進化するアフリカビジネスの最前線

執筆者:平野克己2010年3月号

資源高の追い風を受けるアフリカだが、政治の腐敗や公共サービスの欠如は以前と変わらない。アフリカビジネスで問われるものとは――。 昨年マダガスカルに行ってきた。住友商事を中心とした国際コンソーシアムが進めている「アンバトビー・プロジェクト」の現場を訪れるためだ。GDP(国内総生産)が九十三億ドル(二〇〇八年)で一人当たりGDPも五百ドルに満たない最貧国マダガスカルに三十七億ドルを投下して、ニッケルとコバルトの一貫生産体制を構築しようという大事業である。
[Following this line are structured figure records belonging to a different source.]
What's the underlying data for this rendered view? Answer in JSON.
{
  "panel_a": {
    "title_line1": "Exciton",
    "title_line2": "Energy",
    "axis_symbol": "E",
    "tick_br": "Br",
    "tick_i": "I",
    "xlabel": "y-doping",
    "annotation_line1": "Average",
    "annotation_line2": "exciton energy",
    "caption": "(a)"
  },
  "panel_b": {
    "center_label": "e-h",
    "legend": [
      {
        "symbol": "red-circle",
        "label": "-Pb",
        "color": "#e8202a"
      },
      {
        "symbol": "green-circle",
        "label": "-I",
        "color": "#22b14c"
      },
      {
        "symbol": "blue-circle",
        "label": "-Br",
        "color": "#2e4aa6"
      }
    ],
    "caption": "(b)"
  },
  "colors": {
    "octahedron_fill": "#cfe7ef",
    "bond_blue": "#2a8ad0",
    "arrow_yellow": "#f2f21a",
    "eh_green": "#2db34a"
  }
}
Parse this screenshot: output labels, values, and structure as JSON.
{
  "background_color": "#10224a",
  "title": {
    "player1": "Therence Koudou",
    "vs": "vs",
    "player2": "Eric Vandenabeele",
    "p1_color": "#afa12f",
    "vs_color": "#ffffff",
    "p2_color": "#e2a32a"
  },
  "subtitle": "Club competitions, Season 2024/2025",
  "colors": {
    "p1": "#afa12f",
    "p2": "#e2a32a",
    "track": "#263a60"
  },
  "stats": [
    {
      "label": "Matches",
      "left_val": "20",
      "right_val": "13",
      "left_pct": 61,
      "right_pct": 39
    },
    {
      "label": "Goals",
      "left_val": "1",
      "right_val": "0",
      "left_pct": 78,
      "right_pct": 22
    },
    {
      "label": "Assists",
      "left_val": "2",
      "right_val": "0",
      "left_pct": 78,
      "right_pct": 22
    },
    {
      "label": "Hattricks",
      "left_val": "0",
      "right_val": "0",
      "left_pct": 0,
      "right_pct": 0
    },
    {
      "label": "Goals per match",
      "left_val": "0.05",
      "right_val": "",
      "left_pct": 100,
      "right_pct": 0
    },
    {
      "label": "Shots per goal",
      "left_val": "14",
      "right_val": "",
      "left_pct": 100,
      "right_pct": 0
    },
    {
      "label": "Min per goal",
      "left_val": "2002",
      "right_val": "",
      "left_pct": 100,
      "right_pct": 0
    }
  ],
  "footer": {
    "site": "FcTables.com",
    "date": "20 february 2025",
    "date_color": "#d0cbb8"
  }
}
すでに内陸部の鉱山、沿岸部の精錬工場、トアマシナ港の拡張工事、これらを結ぶ搬出路の建設が始まっている。完成すればマダガスカルは世界のニッケル生産の三・八%、コバルトの八・三%を占めるようになり、経済規模が倍増する。日本としてもニッケルの安定供給源を一つ確保できる。現下日本最大の対アフリカ投資であるばかりか、世界的にみても最大級の事業である。 近年成長が著しいアフリカ経済の原動力は、このようなメガ・プロジェクトだ。だが、メガ・プロジェクトは受入国の経済を大きく変えてしまうことから「企業の社会的責任(CSR)」が重く問われる。国連は二〇〇〇年に、主に投資者を想定して開発途上国での行動規範を設定している。雇用基準や環境配慮、人権尊重、汚職排除を謳ったもので「グローバル・コンパクト十原則」という。世界中で六千を超える企業が加入し、日本でも〇一年に加入したキッコーマンを皮切りに現在百七の団体・企業が参加している。グローバリゼーションが進展するなかで、途上国ビジネスは大きく変わろうとしているのだ。住友商事は昨年これに参画し、アンバトビー・プロジェクト発足時にマダガスカルへの教育支援を約束した。